I had Easter dinner same as always, at my sister’s house. And as usual, I overate. I couldn’t help myself as there was a lot of good food and goodies afterwards. I feel like I should nap, but I did that last night and then woke up around midnight. I even had a cup of my coffee and I am still sleepy.

The day would not be complete without an insult from my father. He said my haircut was lousy. Instead of wearing a hat like I usually do, I decided to fix my hair with gel. He never has a nice thing to say to me. I don’t know why I bother sometimes. I told him thank you after he told me my hair was lousy. It is growing out so of course it looks lousy. But did he really had to say that? Of course he did, because the man doesn’t know how to give a compliment to save his fucking life.

Last night, as I was trying to relax and snooze, my phone was blowing up with text messages. I was really like who the fuck is texting me. I knew it was from Twitter because they were successive texts. For some reason, if the text message has a new emoji, I will get up to 3 messages for the same text. It is so annoying to have the message broken up this way. But I have no control over it. I checked my messages and the person blowing up my phone were all direct messages from a dear friend of mine. She was telling me all the reasons why I should be here and that she needs me to be here, etc. I had messaged her the other night when I was in a bad mood. So she wrote a lovely, albeit multiple, message about all the reasons I should be here. It was really sweet. I haven’t responded yet because I am trying to think about what to say.

I missed the weekly BPD chat this week because I was spending time with my family. For some reason 4 pm comes very quickly on Sunday, no matter what I am doing. I like attending these chats because I know many BPD people and it always gives me insight into trying to understand where they are coming from.
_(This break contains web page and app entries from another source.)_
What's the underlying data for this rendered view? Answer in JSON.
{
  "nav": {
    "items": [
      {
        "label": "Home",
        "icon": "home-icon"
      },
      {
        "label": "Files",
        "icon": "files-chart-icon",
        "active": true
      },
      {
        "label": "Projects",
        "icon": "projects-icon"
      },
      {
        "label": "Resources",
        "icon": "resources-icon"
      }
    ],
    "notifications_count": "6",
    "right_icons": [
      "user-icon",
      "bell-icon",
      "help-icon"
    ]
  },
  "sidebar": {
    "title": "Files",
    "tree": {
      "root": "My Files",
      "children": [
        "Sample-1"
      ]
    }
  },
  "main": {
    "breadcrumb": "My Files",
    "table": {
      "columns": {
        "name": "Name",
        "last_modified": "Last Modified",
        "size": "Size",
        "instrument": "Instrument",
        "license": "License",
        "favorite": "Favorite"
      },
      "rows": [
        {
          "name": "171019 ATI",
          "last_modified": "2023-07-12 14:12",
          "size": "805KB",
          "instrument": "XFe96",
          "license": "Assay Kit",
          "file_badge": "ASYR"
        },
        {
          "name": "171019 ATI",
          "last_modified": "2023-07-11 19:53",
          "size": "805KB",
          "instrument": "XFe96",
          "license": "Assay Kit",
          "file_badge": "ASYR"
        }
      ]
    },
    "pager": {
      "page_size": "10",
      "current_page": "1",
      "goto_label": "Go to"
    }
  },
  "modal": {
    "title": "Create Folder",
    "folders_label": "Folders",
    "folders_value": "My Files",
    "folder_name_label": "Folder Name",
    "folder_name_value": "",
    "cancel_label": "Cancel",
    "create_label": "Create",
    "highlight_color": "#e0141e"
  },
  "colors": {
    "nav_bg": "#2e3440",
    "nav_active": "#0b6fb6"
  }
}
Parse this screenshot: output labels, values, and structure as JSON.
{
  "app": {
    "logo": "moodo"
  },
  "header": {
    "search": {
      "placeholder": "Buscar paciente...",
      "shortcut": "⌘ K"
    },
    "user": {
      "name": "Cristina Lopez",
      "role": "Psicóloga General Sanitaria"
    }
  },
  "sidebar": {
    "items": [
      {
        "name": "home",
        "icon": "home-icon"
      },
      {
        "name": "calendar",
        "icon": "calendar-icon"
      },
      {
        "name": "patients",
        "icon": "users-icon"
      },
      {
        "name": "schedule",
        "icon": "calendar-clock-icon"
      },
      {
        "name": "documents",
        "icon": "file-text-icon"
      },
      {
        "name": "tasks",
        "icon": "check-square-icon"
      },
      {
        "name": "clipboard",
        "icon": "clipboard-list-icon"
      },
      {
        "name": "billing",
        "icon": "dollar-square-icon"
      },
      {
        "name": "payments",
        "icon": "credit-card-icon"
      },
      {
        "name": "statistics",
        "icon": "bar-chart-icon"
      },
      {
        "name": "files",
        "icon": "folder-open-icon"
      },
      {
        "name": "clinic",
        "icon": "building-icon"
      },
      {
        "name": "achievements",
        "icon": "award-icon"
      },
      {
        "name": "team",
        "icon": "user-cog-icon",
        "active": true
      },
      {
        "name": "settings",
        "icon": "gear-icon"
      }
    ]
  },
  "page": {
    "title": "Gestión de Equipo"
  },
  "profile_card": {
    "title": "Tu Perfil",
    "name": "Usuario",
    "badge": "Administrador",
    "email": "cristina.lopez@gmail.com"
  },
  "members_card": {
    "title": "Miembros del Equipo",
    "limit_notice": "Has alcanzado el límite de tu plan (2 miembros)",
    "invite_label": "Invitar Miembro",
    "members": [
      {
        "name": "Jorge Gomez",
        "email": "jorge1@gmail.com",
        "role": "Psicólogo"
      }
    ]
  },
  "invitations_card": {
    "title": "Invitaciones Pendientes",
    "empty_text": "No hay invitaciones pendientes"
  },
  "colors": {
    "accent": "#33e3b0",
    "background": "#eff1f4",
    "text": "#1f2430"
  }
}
I didn’t sleep as late as I wanted to today. I kept on waking up every couple of hours. I don’t remember the last time I slept more than 5 hours straight. I keep waking up due to pain. I can’t seem to sleep on either my left or right side or on my back. And I can’t sleep on my stomach because that is not good for my back. So I am constantly waking up to change position. It totally sucks. And don’t get me started on relieving my bladder. That starts around 0630 and continues until I wake up. Then I don’t go again until I drink a lot of fluid, which could be hours. It amazes me that I can pee three times, without drinking a drop of liquid yet when I do drink, I don’t pee once! Fucking CES.

Since writing the rant of CES the other night, my stats have gone through the roof. I am a number nerd so I keep track of my numbers. I still want to pass my one day view of 172 one day. But the closest I have come is 118 views. But my goal every day is to have at least 20 views a day. I am happy with that. Anything more than that is a gift.